And so this week’s study on Pharaoh and Moses and these people who had been slaves for 430 years continued, this time with loss and preparation. This is the loss of the one and only homeland they had ever known. One ruled by an oppressor so fierce and stone-hearted, that he was ready let his own son die at the expense of his stubborness…it was here that God began to give instructions, as part of the Passover, the time commemorating that God would indeed spare his people of the last, most devastating plague of the death of all the first-born in all the land. But it required the shedding of blood. The blood of something perfect, spotless, whole.

It was specified (Exodus 12:5-6):

-the lamb was to be a year old

-without spot or defect

-they are to take it in on the 10th day of the month, but aren’t allowed to slaughter it until the 14th–why? My commentary says so that they could make sure it was genuinely without defect, but someone shared in our class that she read it was because in this time it would become precious. I certainly don’t know what kind of bond can be formed in a matter of four days, but I looked at one way that Webster defined this word: too valuable or important to be wasted or used carelessly.
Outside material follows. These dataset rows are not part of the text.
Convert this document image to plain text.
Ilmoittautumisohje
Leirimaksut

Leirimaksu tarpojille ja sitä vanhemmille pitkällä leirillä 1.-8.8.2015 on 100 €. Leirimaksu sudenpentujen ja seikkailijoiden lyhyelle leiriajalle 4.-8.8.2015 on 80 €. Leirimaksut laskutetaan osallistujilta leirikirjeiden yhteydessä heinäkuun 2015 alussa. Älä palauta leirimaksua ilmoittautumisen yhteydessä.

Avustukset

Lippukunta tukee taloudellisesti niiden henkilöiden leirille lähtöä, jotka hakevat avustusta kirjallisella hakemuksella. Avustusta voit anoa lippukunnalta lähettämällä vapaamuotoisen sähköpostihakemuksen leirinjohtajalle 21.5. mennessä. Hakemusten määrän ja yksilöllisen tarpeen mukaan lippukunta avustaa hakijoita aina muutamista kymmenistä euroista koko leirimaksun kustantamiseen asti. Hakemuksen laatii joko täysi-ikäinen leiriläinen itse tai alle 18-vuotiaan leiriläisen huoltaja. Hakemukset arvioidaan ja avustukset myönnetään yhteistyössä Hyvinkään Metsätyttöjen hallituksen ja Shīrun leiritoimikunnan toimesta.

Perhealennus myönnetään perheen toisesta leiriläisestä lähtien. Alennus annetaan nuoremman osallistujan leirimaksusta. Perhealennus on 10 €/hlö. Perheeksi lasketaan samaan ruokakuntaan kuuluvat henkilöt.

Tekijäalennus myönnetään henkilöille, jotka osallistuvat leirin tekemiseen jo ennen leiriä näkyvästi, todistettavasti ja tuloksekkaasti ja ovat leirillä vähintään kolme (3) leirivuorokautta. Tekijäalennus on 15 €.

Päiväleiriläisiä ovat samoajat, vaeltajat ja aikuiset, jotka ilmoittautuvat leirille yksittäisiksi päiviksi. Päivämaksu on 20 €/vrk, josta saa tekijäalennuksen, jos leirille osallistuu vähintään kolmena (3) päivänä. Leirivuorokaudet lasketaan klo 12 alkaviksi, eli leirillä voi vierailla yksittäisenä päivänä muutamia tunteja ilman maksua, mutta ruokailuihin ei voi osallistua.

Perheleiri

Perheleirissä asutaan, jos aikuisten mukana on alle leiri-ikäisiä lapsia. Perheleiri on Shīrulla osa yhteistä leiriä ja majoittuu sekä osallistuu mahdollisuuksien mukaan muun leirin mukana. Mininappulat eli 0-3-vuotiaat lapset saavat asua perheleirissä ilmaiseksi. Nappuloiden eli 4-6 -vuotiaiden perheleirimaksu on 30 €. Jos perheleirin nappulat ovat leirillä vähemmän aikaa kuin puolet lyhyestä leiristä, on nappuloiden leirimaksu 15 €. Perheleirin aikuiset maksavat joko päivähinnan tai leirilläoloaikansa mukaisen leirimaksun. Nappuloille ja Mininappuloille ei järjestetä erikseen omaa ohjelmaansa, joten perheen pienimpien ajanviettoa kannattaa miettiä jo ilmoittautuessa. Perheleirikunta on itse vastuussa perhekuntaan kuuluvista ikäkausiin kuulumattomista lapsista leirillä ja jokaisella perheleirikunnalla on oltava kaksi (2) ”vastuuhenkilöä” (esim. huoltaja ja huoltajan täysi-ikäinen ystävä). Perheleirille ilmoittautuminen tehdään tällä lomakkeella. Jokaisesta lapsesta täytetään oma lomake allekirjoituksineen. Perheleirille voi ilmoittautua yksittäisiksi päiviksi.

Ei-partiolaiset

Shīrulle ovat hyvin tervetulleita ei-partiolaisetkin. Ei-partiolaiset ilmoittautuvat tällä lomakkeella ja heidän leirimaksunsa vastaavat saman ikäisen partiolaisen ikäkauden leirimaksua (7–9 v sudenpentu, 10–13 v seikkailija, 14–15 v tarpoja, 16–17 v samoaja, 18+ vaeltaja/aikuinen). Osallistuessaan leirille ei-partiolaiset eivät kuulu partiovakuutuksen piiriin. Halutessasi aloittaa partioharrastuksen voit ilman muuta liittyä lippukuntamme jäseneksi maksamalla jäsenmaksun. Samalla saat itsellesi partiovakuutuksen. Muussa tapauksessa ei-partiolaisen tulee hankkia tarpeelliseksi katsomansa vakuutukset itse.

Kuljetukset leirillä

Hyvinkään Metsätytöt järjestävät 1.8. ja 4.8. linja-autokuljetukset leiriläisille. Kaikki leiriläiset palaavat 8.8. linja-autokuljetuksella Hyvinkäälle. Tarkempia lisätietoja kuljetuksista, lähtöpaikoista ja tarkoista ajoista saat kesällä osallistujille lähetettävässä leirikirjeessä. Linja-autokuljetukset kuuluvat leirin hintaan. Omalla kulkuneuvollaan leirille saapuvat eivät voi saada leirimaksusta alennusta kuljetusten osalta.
The selection, care and preparation of this animal were some of the first instructions that God gave to the Israelites. It must have been seen so foreign, but if this was the same God that had brought all these plagues that the Hebrews had not only experienced and by His very hand spared, then they knew it was in their best interest to obey. They were told to cook this lamb thoroughly, share with other families if the portions were too big, prepare with bitter herbs, and burn up whatever was left. They were to eat it with sandals on their feet and cloaks on in preparation for a journey that would take much, much longer than any of them anticipated.

When I think of “precious,” I think of first-borns and I think of the relatively small amount of pain that I had to see my daughter experience this week in the loss of something dear to her and I think of the magnitude of the Father’s love for us to give His precious son.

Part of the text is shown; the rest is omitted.